- Born: Hannah Jabesi December, 2000 Malawi
- Other name: Tamia J
- Occupations: Social media influencer, Content creator
- Known for: Outspoken online commentary and public controversies

= Tamia Ja =

Malawian social media influencer

Tamia Ja (real name Hannah Jabesi) is a Malawian social media influencer known for her outspoken views and frequent controversies.
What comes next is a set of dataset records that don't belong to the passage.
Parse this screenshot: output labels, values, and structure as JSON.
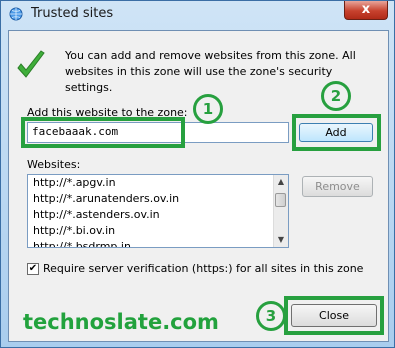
{
  "window": {
    "title": "Trusted sites",
    "close_glyph": "x"
  },
  "info": {
    "message": "You can add and remove websites from this zone. All websites in this zone will use the zone's security settings."
  },
  "add_section": {
    "label": "Add this website to the zone:",
    "url_value": "facebaaak.com",
    "add_button": "Add"
  },
  "websites_section": {
    "label": "Websites:",
    "items": [
      "http://*.apgv.in",
      "http://*.arunatenders.ov.in",
      "http://*.astenders.ov.in",
      "http://*.bi.ov.in",
      "http://*.bsdrmp.in"
    ],
    "remove_button": "Remove"
  },
  "verification": {
    "checked": true,
    "label": "Require server verification (https:) for all sites in this zone"
  },
  "close_button": "Close",
  "annotations": {
    "step1": "1",
    "step2": "2",
    "step3": "3",
    "highlight_color": "#27a03f"
  },
  "watermark": "technoslate.com"
}
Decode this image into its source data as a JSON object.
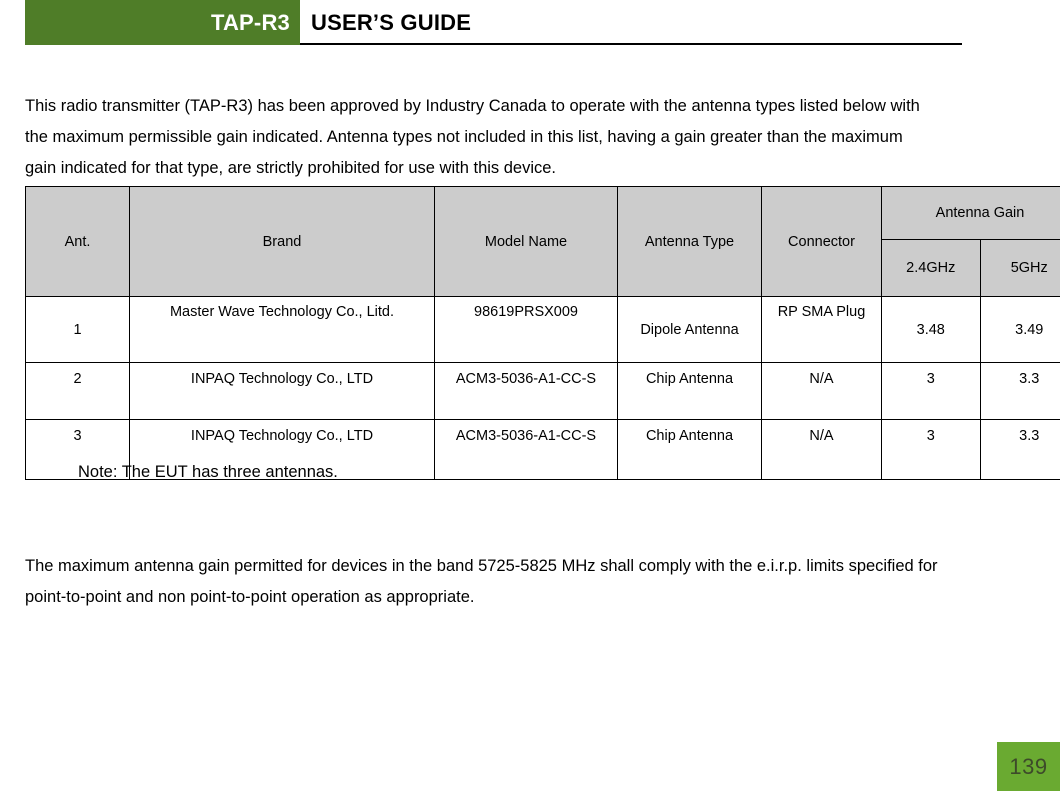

She has been involved in disputes with police over withheld funds and legal proceedings concerning alleged unlawful disclosure of private HIV health information.

In 2024, she received the Content Creator of the Year award in the MBC’s Entertainers of the Year (2024).

== Career ==
Ja rose to prominence as a fearless and unfiltered social media personality, attracting a large following for her commentary on Malawian society.

== Controversies and legal issues ==
=== Withheld funds dispute ===
In February 2025, Ja clashed with Lingadzi Police, accusing officers for withholding MK1.2 million of her money after a search of her home and confiscation of her passport.

=== HIV disclosure case ===
In June 2025, the High Court dismissed Ja’s application to drop a case alleging she unlawfully revealed another person’s HIV status on social media. After few months, she was also served with an injunction by fellow socialite Chawezi Banda, also known as Cha Cha, for allegedly publishing defamatory content.

=== Ongoing court proceedings ===
Despite being jailed several times, she has been continuously criticized government issues and related matters.